Research Area B Ageing in a Transcultural Context (B19)
Project Leader: Christiane Brosius, Axel Michaels, Andreas Kruse
Project Members: Jakob Gross, Roberta Mandoki, Annika Mayer
This interdisciplinary research group – including Christiane Brosius (Visual and Media Anthropology, HCTS), Axel Michaels (Indology, SAI), Andreas Kruse (Gerontology, Institute of Gerontology), Roberta Mandoki and Annika Mayer (Cultural Anthropology, HCTS) – focused on ageing in a transcultural urban context.
Asia witnesses drastic demographic dynamics and asymmetries in the structures of ageing. As longevity and urbanisation are simultaneously on the rise there is a strong need for urban ethnography that captures the experience of ageing within cities. The research group reflected the transcultural entanglements that take place as Euro-American concepts of generation, family, age and ageing have travelled to India and Nepal and the other way around. Transcultural entanglements are a rich repository to examine – and further challenge – the often proclaimed view that with “modernization” and “westernization” the respect for old people has vanished and multigenerational household or joint families allegedly have eroded. Far from being deteriorated, the generations have taken new steps to renegotiate and invest in the intergenerational contract. Notions such as “global”, “modern” or “Western” are both embraced and rejected, depending on the context.

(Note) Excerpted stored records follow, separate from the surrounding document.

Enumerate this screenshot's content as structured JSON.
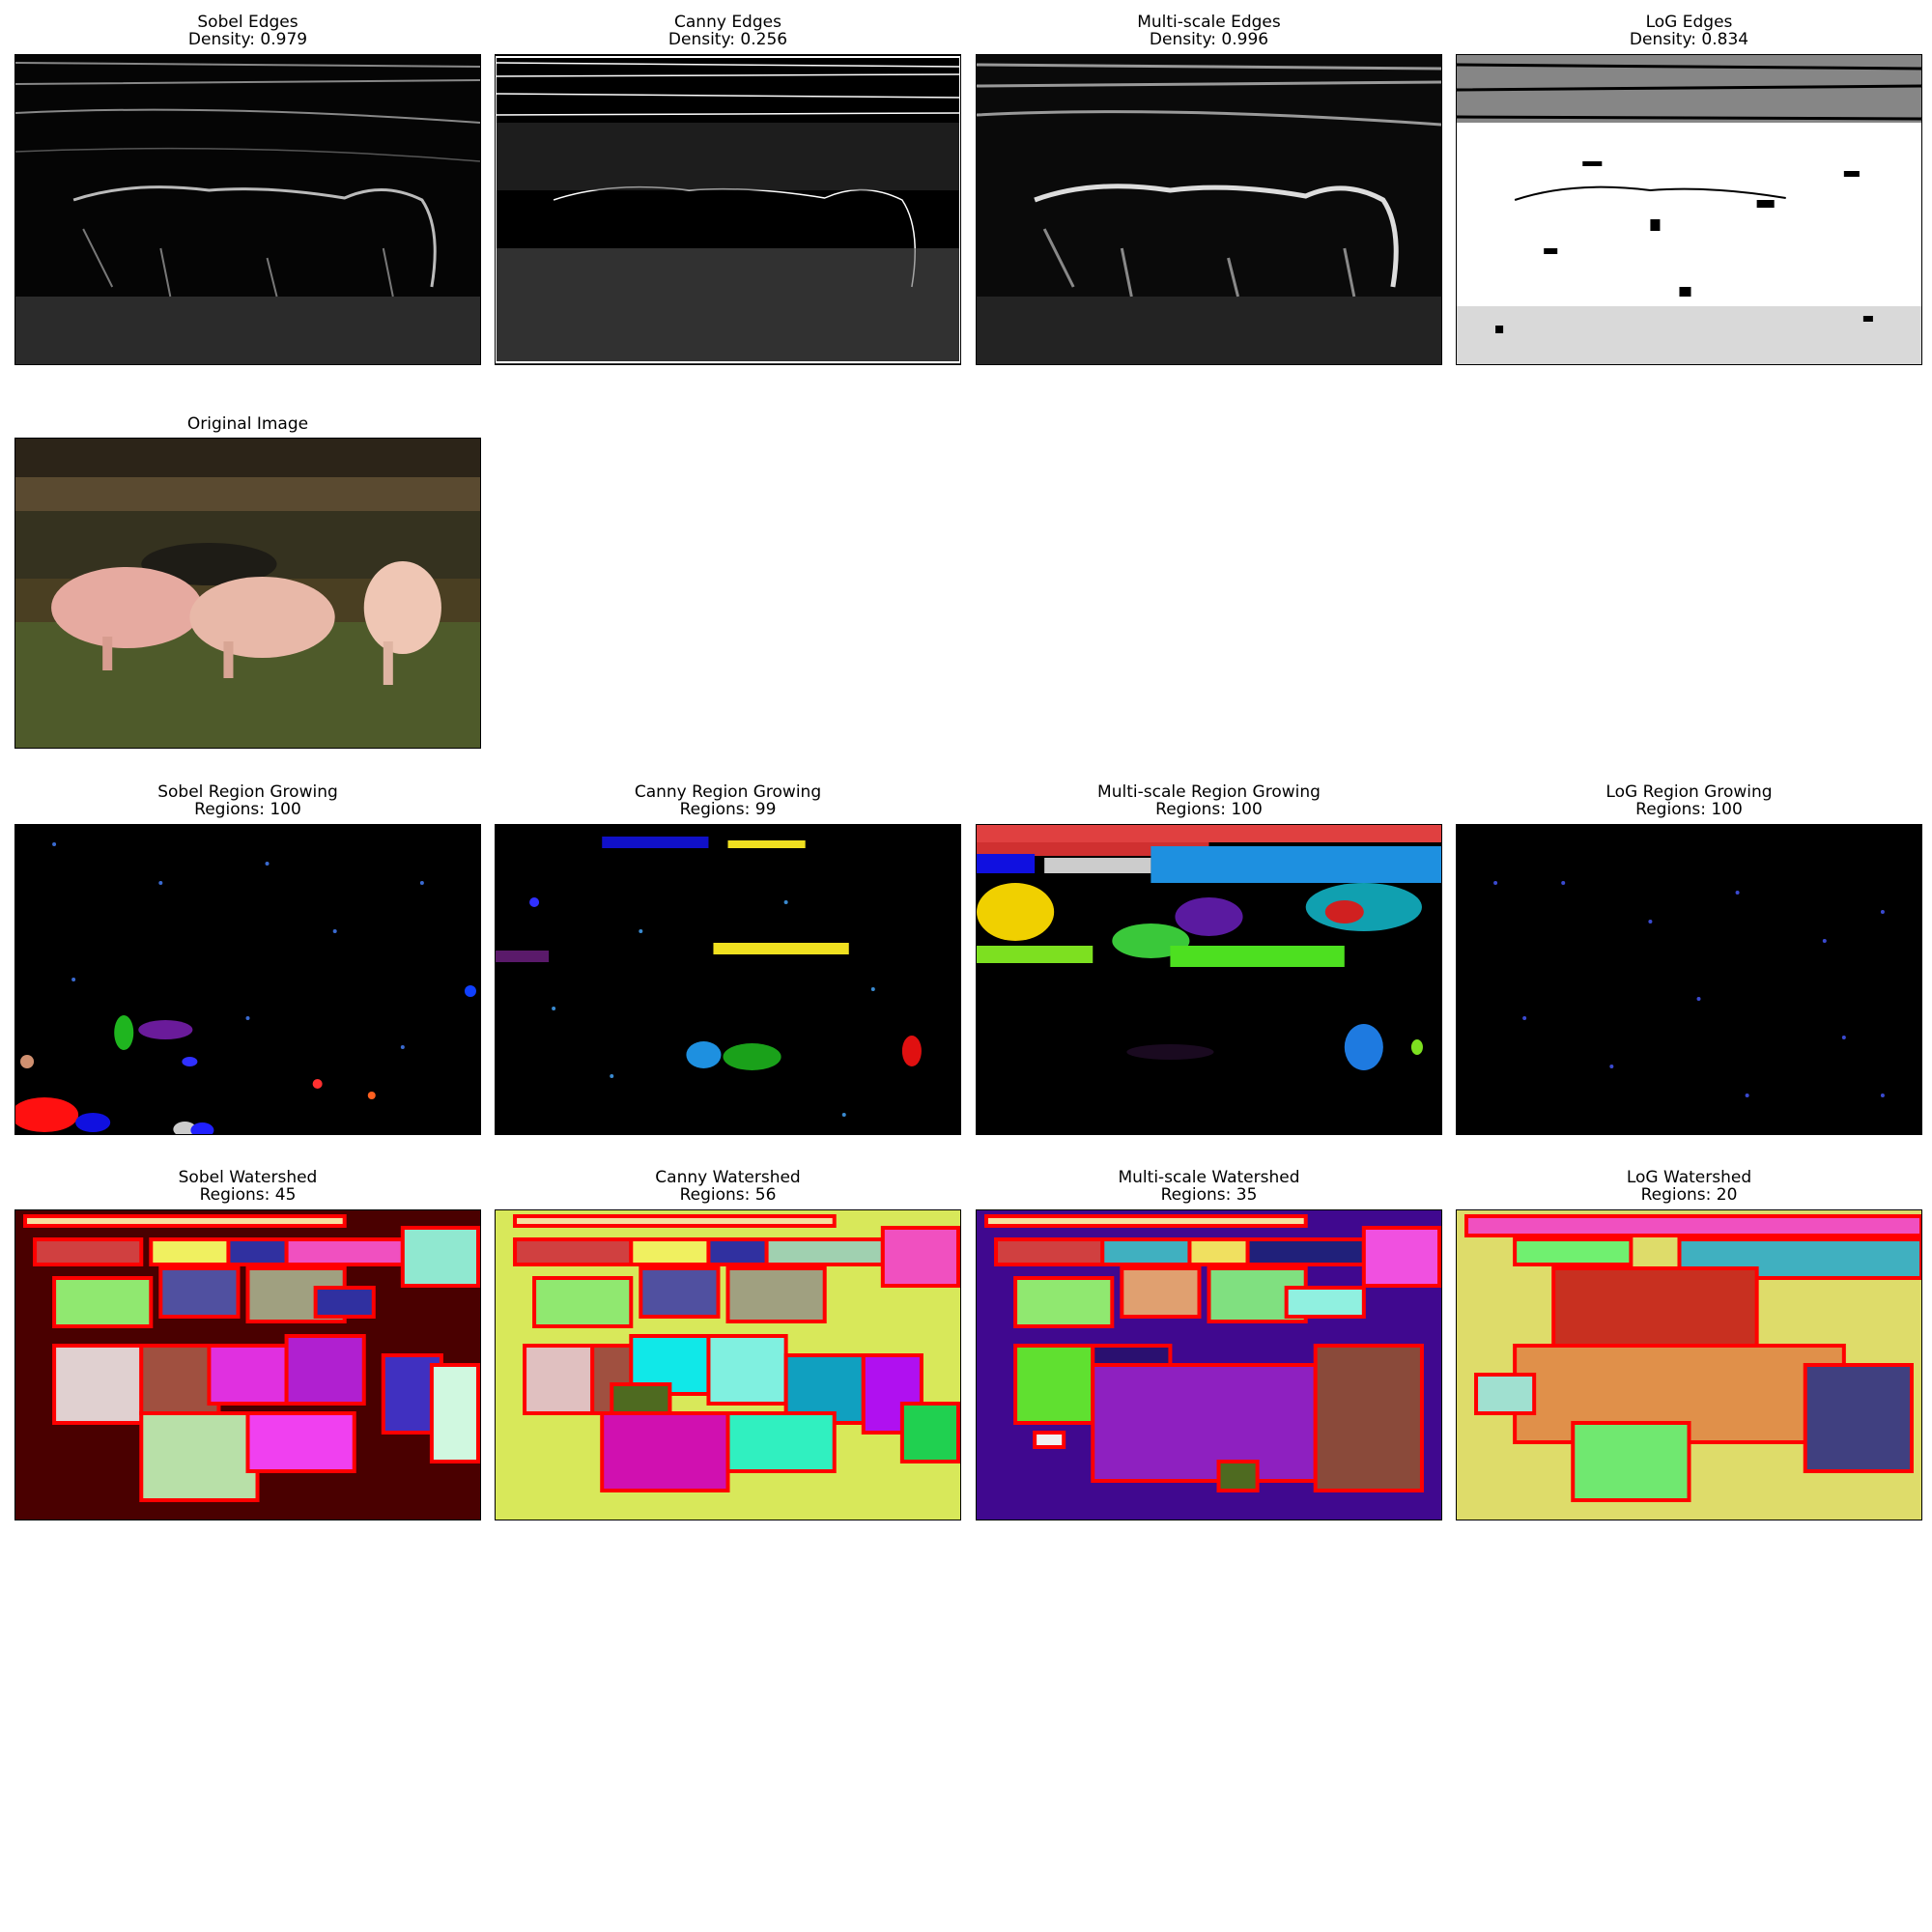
{
  "row_edges": [
    {
      "title": "Sobel Edges",
      "sub": "Density: 0.979"
    },
    {
      "title": "Canny Edges",
      "sub": "Density: 0.256"
    },
    {
      "title": "Multi-scale Edges",
      "sub": "Density: 0.996"
    },
    {
      "title": "LoG Edges",
      "sub": "Density: 0.834"
    }
  ],
  "original": {
    "title": "Original Image"
  },
  "row_region": [
    {
      "title": "Sobel Region Growing",
      "sub": "Regions: 100"
    },
    {
      "title": "Canny Region Growing",
      "sub": "Regions: 99"
    },
    {
      "title": "Multi-scale Region Growing",
      "sub": "Regions: 100"
    },
    {
      "title": "LoG Region Growing",
      "sub": "Regions: 100"
    }
  ],
  "row_watershed": [
    {
      "title": "Sobel Watershed",
      "sub": "Regions: 45"
    },
    {
      "title": "Canny Watershed",
      "sub": "Regions: 56"
    },
    {
      "title": "Multi-scale Watershed",
      "sub": "Regions: 35"
    },
    {
      "title": "LoG Watershed",
      "sub": "Regions: 20"
    }
  ],
  "colors": {
    "watershed_boundary": "#ff0000",
    "sobel_ws_bg": "#4a0000",
    "canny_ws_bg": "#d8e85a",
    "multiscale_ws_bg": "#40088f",
    "log_ws_bg": "#dedc6a"
  }
}
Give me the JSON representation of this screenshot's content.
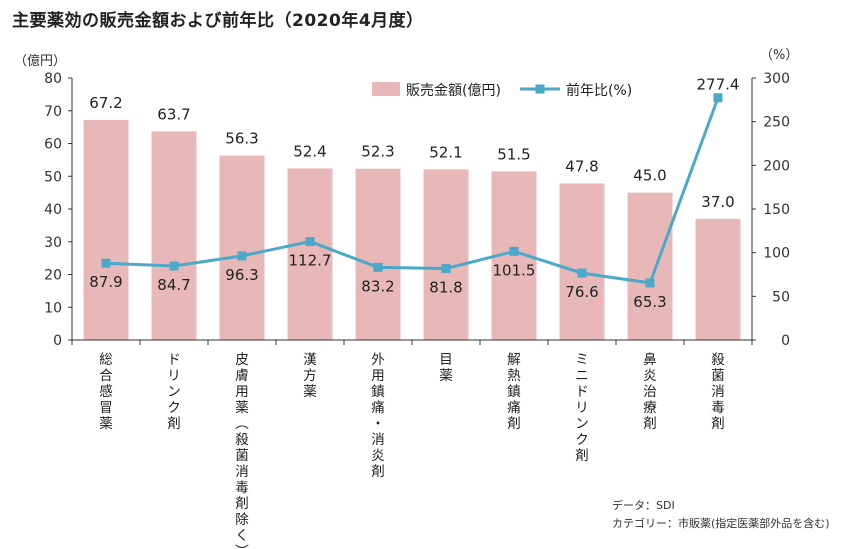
{
  "title": "主要薬効の販売金額および前年比（2020年4月度）",
  "chart_data": {
    "type": "bar",
    "title": "主要薬効の販売金額および前年比（2020年4月度）",
    "left_unit": "（億円）",
    "right_unit": "（%）",
    "categories": [
      "総合感冒薬",
      "ドリンク剤",
      "皮膚用薬（殺菌消毒剤除く）",
      "漢方薬",
      "外用鎮痛・消炎剤",
      "目薬",
      "解熱鎮痛剤",
      "ミニドリンク剤",
      "鼻炎治療剤",
      "殺菌消毒剤"
    ],
    "series": [
      {
        "name": "販売金額(億円)",
        "type": "bar",
        "axis": "left",
        "values": [
          67.2,
          63.7,
          56.3,
          52.4,
          52.3,
          52.1,
          51.5,
          47.8,
          45.0,
          37.0
        ],
        "labels": [
          "67.2",
          "63.7",
          "56.3",
          "52.4",
          "52.3",
          "52.1",
          "51.5",
          "47.8",
          "45.0",
          "37.0"
        ],
        "color": "#e8b8b8"
      },
      {
        "name": "前年比(%)",
        "type": "line",
        "axis": "right",
        "values": [
          87.9,
          84.7,
          96.3,
          112.7,
          83.2,
          81.8,
          101.5,
          76.6,
          65.3,
          277.4
        ],
        "labels": [
          "87.9",
          "84.7",
          "96.3",
          "112.7",
          "83.2",
          "81.8",
          "101.5",
          "76.6",
          "65.3",
          "277.4"
        ],
        "color": "#4aa9c9"
      }
    ],
    "ylim_left": [
      0,
      80
    ],
    "ylim_right": [
      0,
      300
    ],
    "left_ticks": [
      "0",
      "10",
      "20",
      "30",
      "40",
      "50",
      "60",
      "70",
      "80"
    ],
    "right_ticks": [
      "0",
      "50",
      "100",
      "150",
      "200",
      "250",
      "300"
    ],
    "legend_position": "top-center",
    "grid": false
  },
  "source": {
    "data_line": "データ：SDI",
    "category_line": "カテゴリー：市販薬(指定医薬部外品を含む)"
  }
}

To gain new insights into the imagination of ageing in a transcultural context media representations as repositories of narratives and representations, sounding boards and catalysts of social change and geronto-imaginaries played a crucial role in the subprojects. Media imaginaries are arguably the most prominent signifier of what appears to be a globalizing narrative of ageing. At the same time, careful analysis of a wide range of media cultures across disciplinary boundaries provided a more differentiated understanding when mainstream representations and narratives of ageing are juxtaposed against their trans/local reception, and studied through a necessary transmediality of hitherto marginalised media texts and sources in diverse formats of film, television soaps, magazines, advertisement or online media channels.
These objectives allowed the researchers to capture discrepant experience of ageing between highly dynamic social imaginaries and mobility on the one hand and relatively slowly changing inter-generational discourses and narratives, on the other. The research group therefore employed the tools of critical media anthropology and ethnography to study how globalizing scripts of generativity need to be critiqued or adapted under the conditions of the developmental states, high-speed urbanisation and transitioning consumer societies of (South) Asia. One of the key foci was India's capital Delhi, another the urbanizing region of the Kathmandu Valley in Nepal.
The research group cooperated with the Global Aging Network Institute for European Global Studies, University of Basel, Switzerland.